Late-Night Amendment Opens Door to Massive Public Land Selloff
Amidst budget reconciliation efforts, a "midnight amendment" aims to auction off hundreds of thousands of acres of public land, prompting a bipartisan pushback.
Land is of foremost concern to us here at progress and poverty, and today we bring you some news about recent developments to land held in trust by the United States government on behalf of its citizens.
As our government attempts to reconcile the budget, there is one development on federal land that has gone relatively under-reported. In a late-night amendment last week, the House Natural Resources Committee recently approved a measure that would mandate the sale of hundreds of thousands of acres of public lands in Utah and Nevada.
The Midnight Amendment and What It Means
Representatives Mark Amodei (R-NV) and Celeste Maloy (R-UT) introduced their 33-page amendment at the end of a 13-hour budget hearing, with conservation groups reporting it aims to "put somewhere north of half-a-million acres of public land on the auction block". The amendment requires the Interior Department to sell off an unspecified amount of public land in Nevada and approximately 11,000 acres of public land in Utah. The full-text can be found here.
This amendment fundamentally alters how public land sales normally work. While the Bureau of Land Management (BLM) has long maintained lists of lands potentially suitable for disposal under the Federal Land Policy and Management Act, those sales aren't mandatory. The new amendment changes this by mandating sales and setting expedited timelines that reduce opportunities for public input and proper environmental assessment.
Perhaps most troubling for conservation advocates is that the amendment redirects proceeds from land sales. Currently, revenue from public land sales goes into the Federal Land Disposal Account to fund conservation priorities and improve public land access. Under the new amendment, that money would instead flow to the general Treasury, effectively turning public lands into a short-term revenue source with no guaranteed reinvestment in conservation.
Montana Republican Leads Opposition to Public Land Sales
The amendment was pushed through by Republicans, but not all Republicans are on board with this plan. Montana Representative Ryan Zinke, who served as Interior Secretary under President Trump, has emerged as a vocal opponent of including land sales in the budget reconciliation package.
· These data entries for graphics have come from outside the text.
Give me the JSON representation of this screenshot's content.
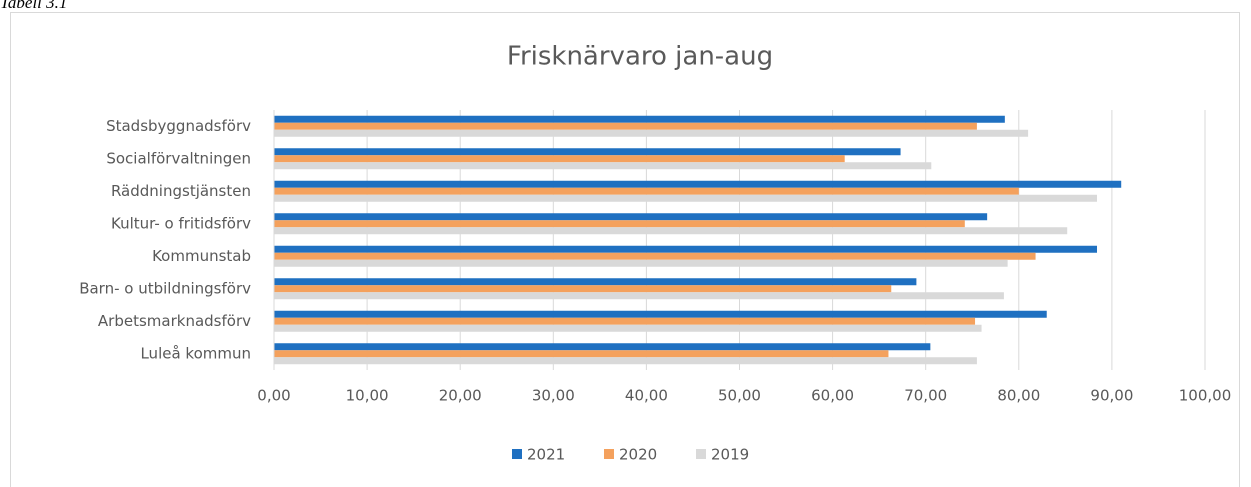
{
  "caption": "Tabell 3.1",
  "chart_data": {
    "type": "hbar",
    "title": "Frisknärvaro jan-aug",
    "categories": [
      "Stadsbyggnadsförv",
      "Socialförvaltningen",
      "Räddningstjänsten",
      "Kultur- o fritidsförv",
      "Kommunstab",
      "Barn- o utbildningsförv",
      "Arbetsmarknadsförv",
      "Luleå kommun"
    ],
    "series": [
      {
        "name": "2021",
        "color": "#1f70c1",
        "values": [
          78.5,
          67.3,
          91.0,
          76.6,
          88.4,
          69.0,
          83.0,
          70.5
        ]
      },
      {
        "name": "2020",
        "color": "#f4a15d",
        "values": [
          75.5,
          61.3,
          80.0,
          74.2,
          81.8,
          66.3,
          75.3,
          66.0
        ]
      },
      {
        "name": "2019",
        "color": "#d9d9d9",
        "values": [
          81.0,
          70.6,
          88.4,
          85.2,
          78.8,
          78.4,
          76.0,
          75.5
        ]
      }
    ],
    "xlim": [
      0,
      100
    ],
    "xticks": [
      {
        "value": 0,
        "label": "0,00"
      },
      {
        "value": 10,
        "label": "10,00"
      },
      {
        "value": 20,
        "label": "20,00"
      },
      {
        "value": 30,
        "label": "30,00"
      },
      {
        "value": 40,
        "label": "40,00"
      },
      {
        "value": 50,
        "label": "50,00"
      },
      {
        "value": 60,
        "label": "60,00"
      },
      {
        "value": 70,
        "label": "70,00"
      },
      {
        "value": 80,
        "label": "80,00"
      },
      {
        "value": 90,
        "label": "90,00"
      },
      {
        "value": 100,
        "label": "100,00"
      }
    ],
    "grid": true,
    "legend": "bottom"
  }
}
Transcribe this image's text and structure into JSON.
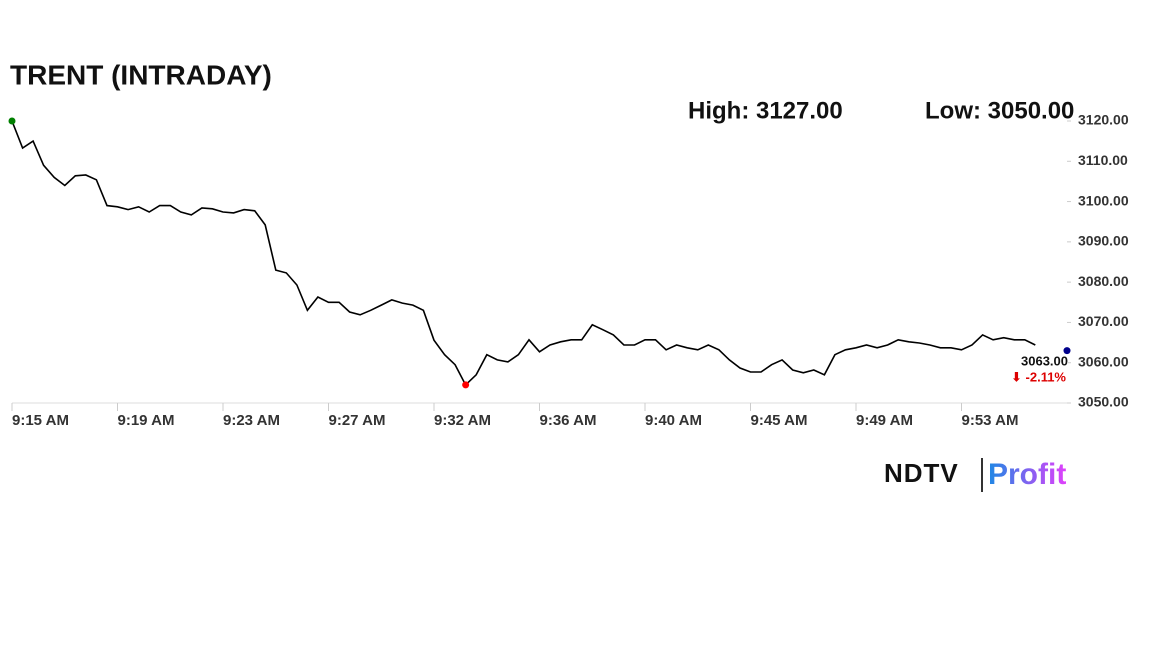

"I have told leadership before, I have told leadership since, that... I strongly don't believe [land sales] should be in the reconciliation bill," Zinke stated during a recent press conference. His opposition is significant and could potentially derail the GOP's plans to approve their budget package through the reconciliation process, which requires near-unanimous party support.
The Bipartisan Public Lands Caucus
In response to threats facing public lands, Representatives Zinke and Gabe Vasquez (D-NM) recently launched the bipartisan Public Lands Caucus. The group includes Representatives Debbie Dingell (D-Mich.) and Mike Simpson (R-Idaho) as co-chairs.
According to Vasquez, the caucus will "show a unified and bipartisan front to push back on any potential sell off or transfer of public lands to the states or private entities as a pay-for to offset tax cuts".
Beyond forming the caucus, Representatives Zinke and Vasquez have also introduced the Public Lands in Public Hands Act. This legislation would require additional Congressional oversight for significant public land sales, specifically mandating that Congress approve the sale or transfer of publicly accessible parcels larger than 300 acres and water-adjacent parcels larger than five acres, as reported by the Theodore Roosevelt Conservation Partnership.
The bill, which was first introduced in the previous Congress and has now been reintroduced, aims to ensure that key recreation areas aren't lost without careful consideration by elected officials who can be held accountable by voters.
The federal government owns an enormous amount of land and likewise has an enormous duty to ensure that this land is put to the best possible use for its citizens. Sometimes that means opening it up for development, and other times that means conservation; there is a time and season for every purpose. The key is to ensure that whatever the government does with them is done judiciously, not rashly, and always in the best interest of its true owners – namely, the American people.
If we lived in a perfect world, they would be putting the land up for rent instead of for sale, with the rent price being some proportion of the market price + some premium based on how much people care about conservation of that specific piece of land vs the utility from the government having more money to spend.
> Perhaps most troubling for conservation advocates is that the amendment redirects proceeds from land sales. Currently, revenue from public land sales goes into the Federal Land Disposal Account to fund conservation priorities and improve public land access. Under the new amendment, that money would instead flow to the general Treasury, effectively turning public lands into a short-term revenue source with no guaranteed reinvestment in conservation.
Trump really is more like Andrew Jackson than any of the European populists. For better or for worse.